SPRINGFIELD, Mass. - Baking cakes was not always the plan for Eileen Perez.
She said she and her four children endured years of domestic abuse from her ex-husband when they lived in Puerto Rico.
Everything changed the day she took a leap of faith.
“Seeing that my kids are suffering. I said ‘No.’ I think that is the time for me to get out from here,” Perez said.. “Because if not, I’m going to lose my life, and then my kids are going to lose their mom. So I closed my eyes and then I get out from there.”
Perez said she and her kids came to Massachusetts with only $175. She got support from her sister, but was sleeping in her car while selling homemade cakes.
Eileen started making cakes when she was 11 years old. She said she fell in love with the process when she saw her neighbor put one together.
And an assignment to create a special cake for a child helped inspire her to make baking her career.

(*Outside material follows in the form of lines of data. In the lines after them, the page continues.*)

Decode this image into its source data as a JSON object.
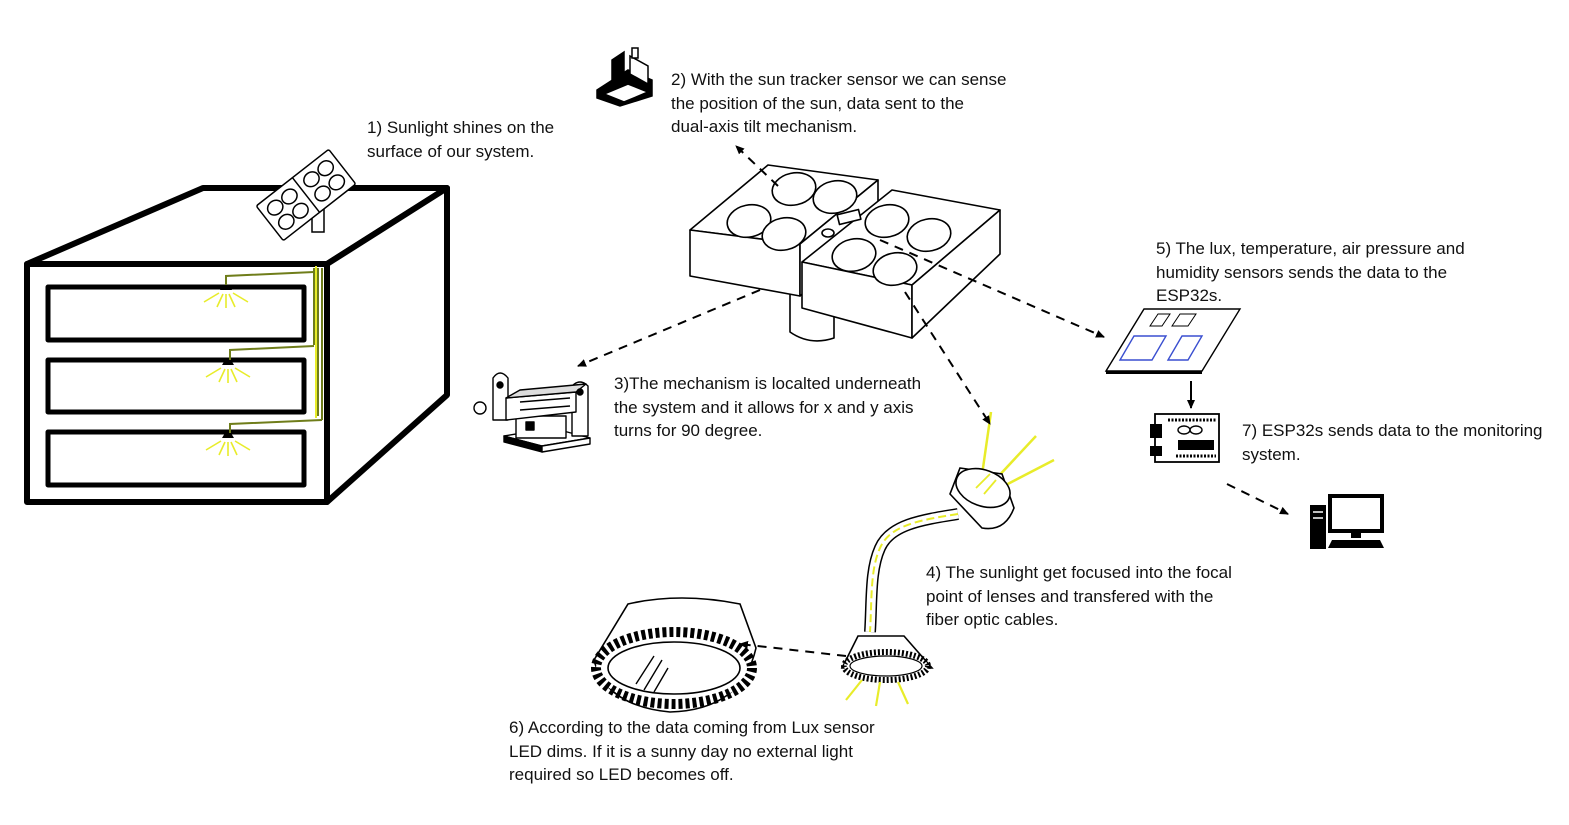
{
  "colors": {
    "stroke": "#000000",
    "light_beam": "#e8ec2a",
    "wire": "#6f7d1a",
    "board_chip": "#3a4fd0",
    "text": "#111111"
  },
  "steps": [
    {
      "id": "step-1",
      "lines": [
        "1) Sunlight shines on the",
        "surface of our system."
      ]
    },
    {
      "id": "step-2",
      "lines": [
        "2) With the sun tracker sensor we can sense",
        "the position of the sun, data sent to the",
        "dual-axis tilt mechanism."
      ]
    },
    {
      "id": "step-3",
      "lines": [
        "3)The mechanism is localted underneath",
        "the system and it allows for x and y axis",
        "turns for 90 degree."
      ]
    },
    {
      "id": "step-4",
      "lines": [
        "4) The sunlight get focused into the focal",
        "point of lenses and transfered with the",
        "fiber optic cables."
      ]
    },
    {
      "id": "step-5",
      "lines": [
        "5) The lux, temperature, air pressure and",
        "humidity sensors sends the data to the",
        "ESP32s."
      ]
    },
    {
      "id": "step-6",
      "lines": [
        "6) According to the data coming from Lux sensor",
        "LED dims. If it is a sunny day no external light",
        "required so LED becomes off."
      ]
    },
    {
      "id": "step-7",
      "lines": [
        "7) ESP32s sends data to the monitoring",
        "system."
      ]
    }
  ],
  "icons": [
    "building-cabinet-icon",
    "solar-collector-icon",
    "sun-tracker-sensor-icon",
    "tilt-mechanism-icon",
    "sensor-board-icon",
    "esp32-board-icon",
    "computer-monitor-icon",
    "lens-focuser-icon",
    "fiber-optic-cable-icon",
    "led-ring-icon",
    "led-lamp-icon"
  ]
}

“Spiderman. Trying to build something with the Spiderman coming down,” Perez said. “I found the toy, I put the toy, I make the cake, and he was in love with the cake. Everybody taste the cake. Everybody. So from there, until whatever you see now.”
Perez now owns Eileen Cak’s Supplies & More in Chicopee, and teaches baking classes to women, many of them stay-at-home moms.
“They working from home. They can’t go out. So it’s nice. It’s nice when you see this. You changed the life of only one- one it doesn’t matter,” said Perez. “There don’t have be thousands, but one that you see, she used to sell, you say, ‘Oh, so I’m done. I’m good. I feel good.’”
Perez said she wants to create more opportunities for people who come from similar backgrounds, and encourages all women who are in abusive relationships or feeling a lack of fulfillment in life to have faith things can turn around.
“It’s not going to be easy. But not impossible. When you have the faith that- The first step is getting out. Once you get out from there,” said Perez. “You start looking for the tools to do what you want to do.”